I rented some radio remote control equipment and set up my motor driven camera, with wide angle lens, on a tripod. I set the equipment up quietly while pa kestrel was out foraging and the mum and her chicks didn't see me at all. I cleaned the inside of the window as best I could and sat on the other side of the room, chatting to the flat's occupant, all the time keeping an eye on the nest goings on.

I sat there for three days for all the daylight hours - it was June and the longest days! I got plenty of stuff but then, without warning, pa kestrel returned with a large mouse in his mouth. It was the shot I dreamed of. Pa kestrel had stood in exactly the right position, the mouse dangled and you could see ma kestrel sitting in the window box. Behind, the urban sprawl. It's the picture that tells the story in one frame, the perfect press picture. I was so excited...and the office were so delighted.

Next day, they ran this pic on the front page and a page of pix inside. The story and pix went around the world, front pages in Australia and the USA, all over.
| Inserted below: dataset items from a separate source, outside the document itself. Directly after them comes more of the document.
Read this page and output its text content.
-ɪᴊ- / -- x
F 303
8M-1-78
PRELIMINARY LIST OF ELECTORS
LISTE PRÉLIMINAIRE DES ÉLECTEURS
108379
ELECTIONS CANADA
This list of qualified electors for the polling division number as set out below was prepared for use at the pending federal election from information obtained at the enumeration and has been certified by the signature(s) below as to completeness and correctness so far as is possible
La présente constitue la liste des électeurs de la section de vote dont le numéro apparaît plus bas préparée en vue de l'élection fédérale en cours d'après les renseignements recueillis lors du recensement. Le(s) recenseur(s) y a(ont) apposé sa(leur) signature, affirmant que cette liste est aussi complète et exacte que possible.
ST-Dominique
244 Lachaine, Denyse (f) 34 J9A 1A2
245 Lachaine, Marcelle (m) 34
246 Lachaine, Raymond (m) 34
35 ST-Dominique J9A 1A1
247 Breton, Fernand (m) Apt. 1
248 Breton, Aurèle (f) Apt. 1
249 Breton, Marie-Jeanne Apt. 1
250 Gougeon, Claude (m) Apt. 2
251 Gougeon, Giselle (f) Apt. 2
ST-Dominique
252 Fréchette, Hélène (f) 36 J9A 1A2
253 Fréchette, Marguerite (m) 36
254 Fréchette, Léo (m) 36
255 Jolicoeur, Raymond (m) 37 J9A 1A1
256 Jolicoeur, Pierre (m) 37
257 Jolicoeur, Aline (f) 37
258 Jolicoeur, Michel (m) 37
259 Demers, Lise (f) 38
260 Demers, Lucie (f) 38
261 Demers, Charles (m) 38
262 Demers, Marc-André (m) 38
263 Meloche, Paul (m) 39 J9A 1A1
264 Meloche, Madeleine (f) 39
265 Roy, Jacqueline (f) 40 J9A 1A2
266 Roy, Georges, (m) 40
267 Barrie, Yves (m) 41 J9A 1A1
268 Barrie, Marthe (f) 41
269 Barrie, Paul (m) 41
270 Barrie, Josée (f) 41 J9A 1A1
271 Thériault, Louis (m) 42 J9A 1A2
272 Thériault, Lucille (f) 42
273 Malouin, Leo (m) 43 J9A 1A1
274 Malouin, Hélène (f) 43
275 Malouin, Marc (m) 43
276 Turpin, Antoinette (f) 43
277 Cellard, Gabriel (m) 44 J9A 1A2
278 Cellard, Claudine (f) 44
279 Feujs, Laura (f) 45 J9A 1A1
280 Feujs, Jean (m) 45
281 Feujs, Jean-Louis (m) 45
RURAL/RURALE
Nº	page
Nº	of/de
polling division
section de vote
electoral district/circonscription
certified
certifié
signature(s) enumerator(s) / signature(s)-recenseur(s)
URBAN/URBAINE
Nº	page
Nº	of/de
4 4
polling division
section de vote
It seemed such a hopeful thing, the cities forever expanding, noisier, dirtier. And yet, in the middle, wild creatures treating them as an extension to the natural environment. Kestrels like to nest on rocky ledges and I suppose to a kestrel, that is what this south London window box is, providing they are not disturbed.

I got a few nasty letters from people telling me that I had disturbed and harmed the birds. I felt that, having taken advice from the RSPB and taken great care not to make any noise or approach them, I had not done any harm. And they came back next year, too. I popped in to take a look but like any newspaper story, one bite at the cherry is enough and I left them alone.